Ronan Hardiman (born 19 May 1961) is an Irish composer, famous for his soundtracks to Michael Flatley's dance shows Lord of the Dance, Feet of Flames and Celtic Tiger Live.

==Early life==
Hardiman was born in Dublin on 19 May 1961. His father was an Irish broadcasting executive. Hardiman listened to rock & roll and pop as a child. He has three sisters, including film director Neasa Hardiman and one brother, and they all play traditional musical instruments. He attended St. Kilian's German School and the Royal Academy of Music.

==Career==
In 1978, at the age of 17, Hardiman began working as a clerk at the Bank of Ireland, a position he held for 12 years. He occasionally performed in local bands. In 1990, he quit his job and then began composing material based on Irish traditions for radio and television. He wrote the theme music to the documentary My Riviera.

His TV work included commissions for the title music for RTÉ Irish National Television Network News, and the original score for the natural history series Waterways,

He also wrote music for commercials for Guinness and the Irish National Lottery. In motion pictures, Hardiman earned acclaim for his score to the 1996 feature My Friend Joe, which garnered the Crystal Bear for Best Children's Film at the Berlin Film Festival.

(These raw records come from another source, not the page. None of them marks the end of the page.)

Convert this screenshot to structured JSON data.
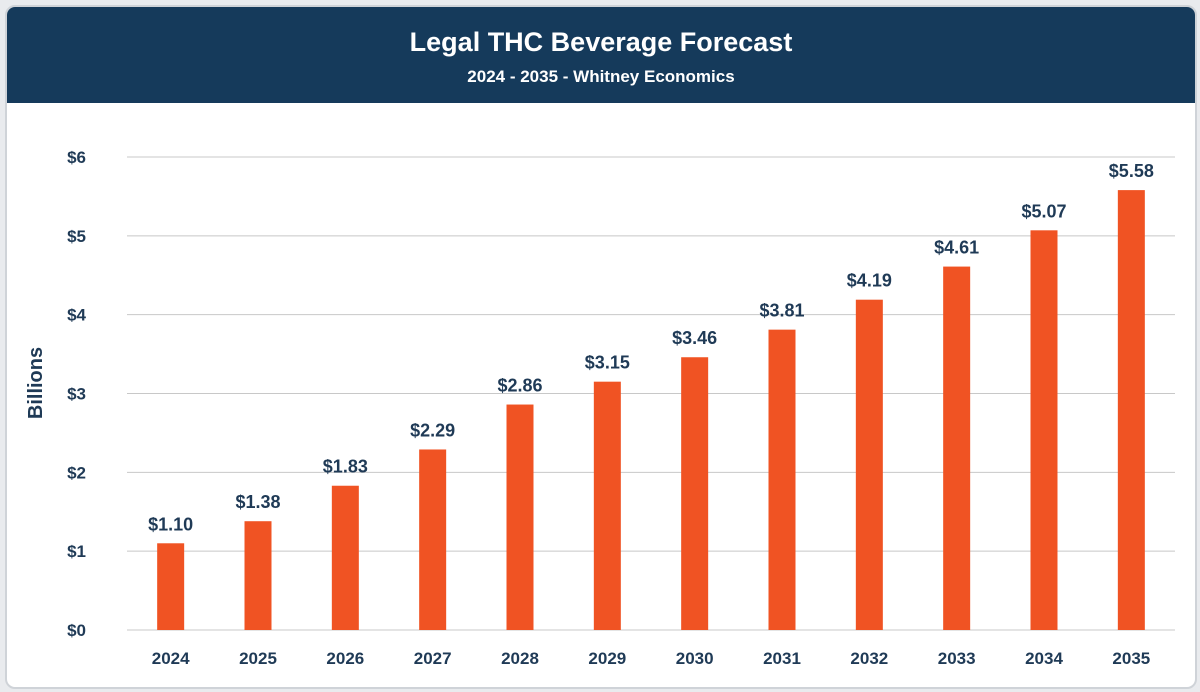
{
  "chart_data": {
    "type": "bar",
    "title": "Legal THC Beverage Forecast",
    "subtitle": "2024 - 2035 - Whitney Economics",
    "ylabel": "Billions",
    "xlabel": "",
    "categories": [
      "2024",
      "2025",
      "2026",
      "2027",
      "2028",
      "2029",
      "2030",
      "2031",
      "2032",
      "2033",
      "2034",
      "2035"
    ],
    "values": [
      1.1,
      1.38,
      1.83,
      2.29,
      2.86,
      3.15,
      3.46,
      3.81,
      4.19,
      4.61,
      5.07,
      5.58
    ],
    "data_labels": [
      "$1.10",
      "$1.38",
      "$1.83",
      "$2.29",
      "$2.86",
      "$3.15",
      "$3.46",
      "$3.81",
      "$4.19",
      "$4.61",
      "$5.07",
      "$5.58"
    ],
    "ylim": [
      0,
      6
    ],
    "y_ticks": [
      0,
      1,
      2,
      3,
      4,
      5,
      6
    ],
    "y_tick_labels": [
      "$0",
      "$1",
      "$2",
      "$3",
      "$4",
      "$5",
      "$6"
    ],
    "grid": true,
    "legend": "none",
    "colors": {
      "bar": "#f05323",
      "header": "#153a5b",
      "text": "#1f3a56",
      "grid": "#c8c8c8"
    }
  }
}
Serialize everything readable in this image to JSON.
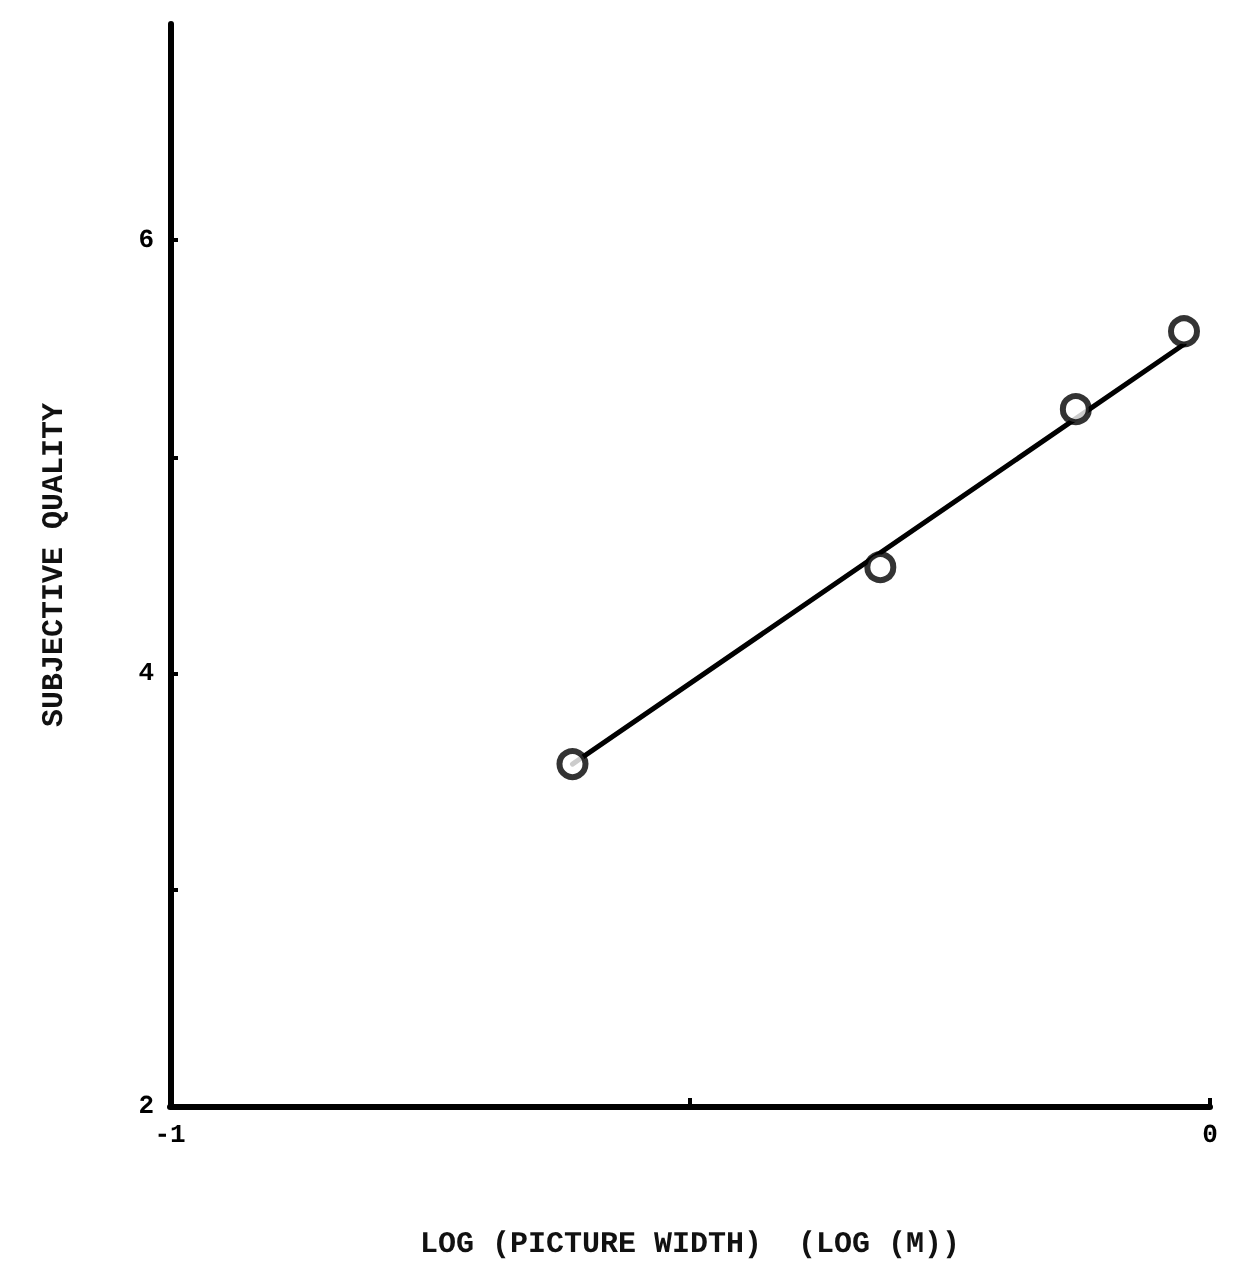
{
  "chart_data": {
    "type": "scatter",
    "xlabel": "LOG (PICTURE WIDTH)  (LOG (M))",
    "ylabel": "SUBJECTIVE QUALITY",
    "xlim": [
      -1,
      0
    ],
    "xticks": [
      -1,
      {
        "value": -0.5,
        "label": null
      },
      0
    ],
    "ylim": [
      2,
      7
    ],
    "yticks": [
      2,
      {
        "value": 3,
        "label": null
      },
      4,
      {
        "value": 5,
        "label": null
      },
      6
    ],
    "grid": false,
    "series": [
      {
        "color": "#000000",
        "marker": "circle",
        "x": [
          -0.613,
          -0.317,
          -0.129,
          -0.025
        ],
        "values": [
          3.58,
          4.49,
          5.22,
          5.58
        ]
      },
      {
        "type": "line",
        "color": "#000000",
        "x": [
          -0.613,
          -0.025
        ],
        "values": [
          3.58,
          5.52
        ],
        "marker": "none",
        "line_style": "solid"
      }
    ]
  }
}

Also in 1996, Hardiman was contacted by Michael Flatley, who needed a soundtrack to his new show, Lord of the Dance, quickly. The show was an international hit.

In 1997, Hardiman released his debut solo album, Solas, and a year later he resurfaced with Feet of Flames. His 2000 release, Anthem, blended the Celtic music sounds that he was famous for with more pop influences. The track "Ancient Lands" from Anthem was used by the 2002 Olympic men's figure skating champion, Alexei Yagudin, in his program "Overcome".

==Other work==
In 2016, Hardiman wrote Sunlight, along with Wayne Hector and Nicky Byrne. This was Byrne's entry for the Eurovision Song Contest 2016.

==Discography==
- 1993 - Celtic Classics 1
- 1996 - Celtic Classics 2
- 1996 - Ancient Lands - MCA
- 1996 - Lord of the Dance
- 1997 - Solas
- 1999 - Feet of Flames
- 2000 - Anthem
- 2006 - Celtic Tiger Live

==Personal life==
Ronan's sisters include the notable neurologist Orla Hardiman and the filmmaker Neasa Hardiman. Hardiman lives in Dublin, with his wife, Helen. The couple have a daughter and a son.